There was surely another option. If the Cas wanted to dangle a carrot in front of Russia, it could have told them it would ease the sanctions, but only if they delivered the authentic Moscow lab data to Wada. Instead Cas bent, meaning that hundreds of Russian athletes will never be prosecuted, and the whole anti-doping system looks a little more broken as a result.

It is now more than four years since I broke the story that dozens of senior sports figures had written a private letter to the IOC and Wada accusing them of “shattering the confidence” of athletes across the globe because of their failure to do enough to tackle Russian doping.

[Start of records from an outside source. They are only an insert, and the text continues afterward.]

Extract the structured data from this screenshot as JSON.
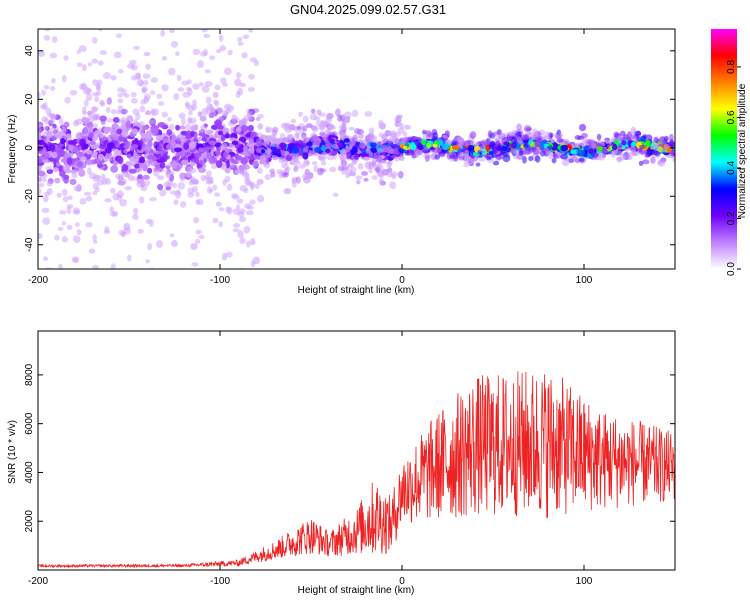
{
  "title": "GN04.2025.099.02.57.G31",
  "chart_data": [
    {
      "type": "heatmap",
      "xlabel": "Height of straight line (km)",
      "ylabel": "Frequency (Hz)",
      "xlim": [
        -200,
        150
      ],
      "ylim": [
        -50,
        49
      ],
      "x_ticks": [
        -200,
        -100,
        0,
        100
      ],
      "y_ticks": [
        -40,
        -20,
        0,
        20,
        40
      ],
      "colorbar": {
        "label": "Normalized spectral amplitude",
        "range": [
          0,
          0.95
        ],
        "ticks": [
          0.0,
          0.2,
          0.4,
          0.6,
          0.8
        ],
        "colors": [
          "#ffffff",
          "#c080ff",
          "#7000ff",
          "#0000ff",
          "#00ffff",
          "#00ff00",
          "#ffff00",
          "#ff8000",
          "#ff0000",
          "#ff00ff"
        ]
      },
      "description_regions": [
        {
          "x_range": [
            -200,
            -80
          ],
          "scatter_hz": 48,
          "peak_amplitude": 0.25
        },
        {
          "x_range": [
            -80,
            0
          ],
          "scatter_hz": 12,
          "peak_amplitude": 0.45
        },
        {
          "x_range": [
            0,
            150
          ],
          "scatter_hz": 5,
          "peak_amplitude": 0.9
        }
      ]
    },
    {
      "type": "line",
      "xlabel": "Height of straight line (km)",
      "ylabel": "SNR (10 * v/v)",
      "xlim": [
        -200,
        150
      ],
      "ylim": [
        0,
        9800
      ],
      "x_ticks": [
        -200,
        -100,
        0,
        100
      ],
      "y_ticks": [
        2000,
        4000,
        6000,
        8000
      ],
      "series_color": "#ee2222",
      "envelope": [
        {
          "x": -200,
          "mean": 150,
          "spread": 80
        },
        {
          "x": -120,
          "mean": 160,
          "spread": 90
        },
        {
          "x": -90,
          "mean": 250,
          "spread": 200
        },
        {
          "x": -70,
          "mean": 700,
          "spread": 600
        },
        {
          "x": -50,
          "mean": 1200,
          "spread": 1200
        },
        {
          "x": -40,
          "mean": 900,
          "spread": 800
        },
        {
          "x": -25,
          "mean": 1300,
          "spread": 1500
        },
        {
          "x": -15,
          "mean": 1700,
          "spread": 2500
        },
        {
          "x": -6,
          "mean": 1500,
          "spread": 1800
        },
        {
          "x": 0,
          "mean": 2800,
          "spread": 2200
        },
        {
          "x": 20,
          "mean": 3600,
          "spread": 3500
        },
        {
          "x": 40,
          "mean": 4200,
          "spread": 4500
        },
        {
          "x": 80,
          "mean": 4300,
          "spread": 4800
        },
        {
          "x": 110,
          "mean": 3900,
          "spread": 3200
        },
        {
          "x": 150,
          "mean": 3800,
          "spread": 2200
        }
      ]
    }
  ]
}
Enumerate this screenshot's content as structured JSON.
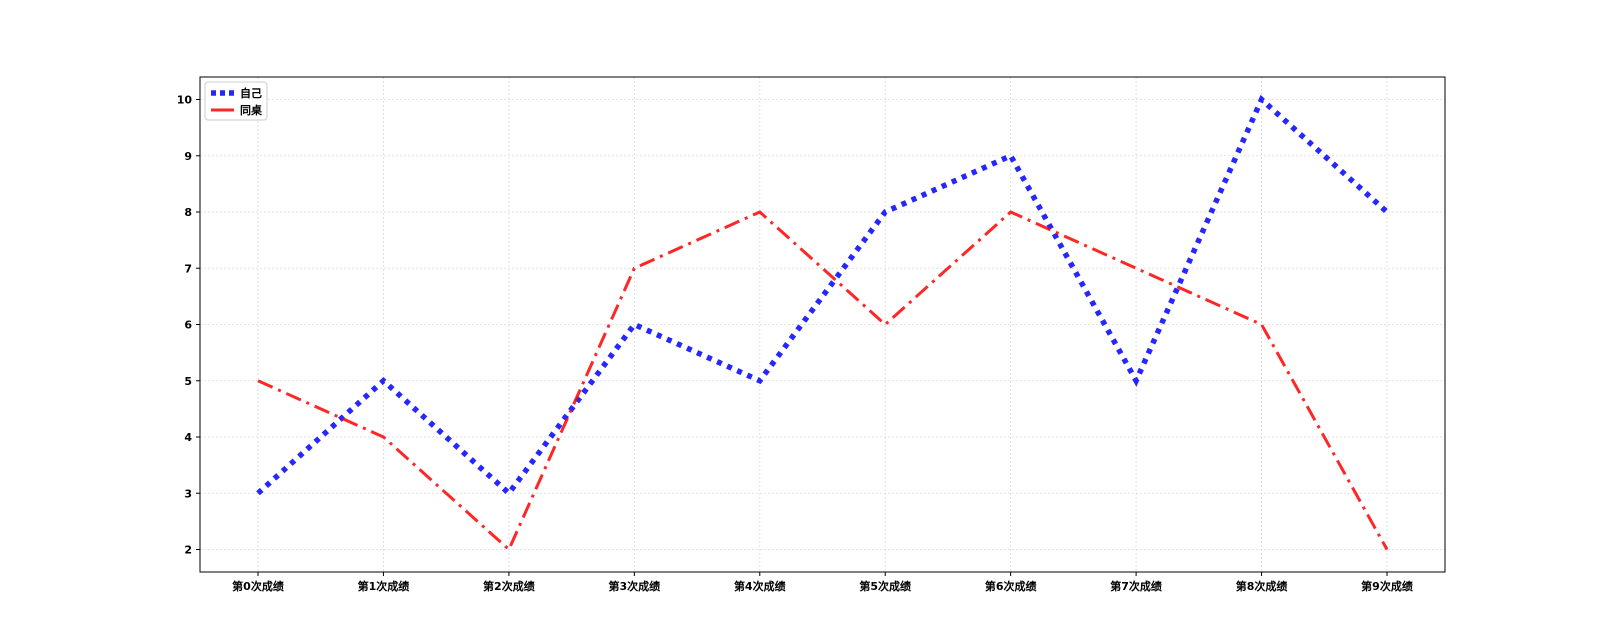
{
  "chart_data": {
    "type": "line",
    "title": "",
    "xlabel": "",
    "ylabel": "",
    "categories": [
      "第0次成绩",
      "第1次成绩",
      "第2次成绩",
      "第3次成绩",
      "第4次成绩",
      "第5次成绩",
      "第6次成绩",
      "第7次成绩",
      "第8次成绩",
      "第9次成绩"
    ],
    "yticks": [
      2,
      3,
      4,
      5,
      6,
      7,
      8,
      9,
      10
    ],
    "ylim": [
      1.6,
      10.4
    ],
    "grid": true,
    "legend_position": "top-left",
    "series": [
      {
        "name": "自己",
        "values": [
          3,
          5,
          3,
          6,
          5,
          8,
          9,
          5,
          10,
          8
        ],
        "color": "#0000ff",
        "line_style": "dotted"
      },
      {
        "name": "同桌",
        "values": [
          5,
          4,
          2,
          7,
          8,
          6,
          8,
          7,
          6,
          2
        ],
        "color": "#ff0000",
        "line_style": "dash-dot"
      }
    ]
  }
}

Yet barely anything has changed. Perhaps, though, the renewed frustration among athletes and anti-doping officials that we saw last week will concentrate minds. By now they must realise that having a few athlete representatives on the IOC and Wada committees won’t give them real power in the geopolitics of major sport – they need to fight harder to fundamentally change the structures and reform these bodies for the better. But the stark realpolitik is that the IOC will always care more about important countries, such as Russia, than it does about athlete concerns.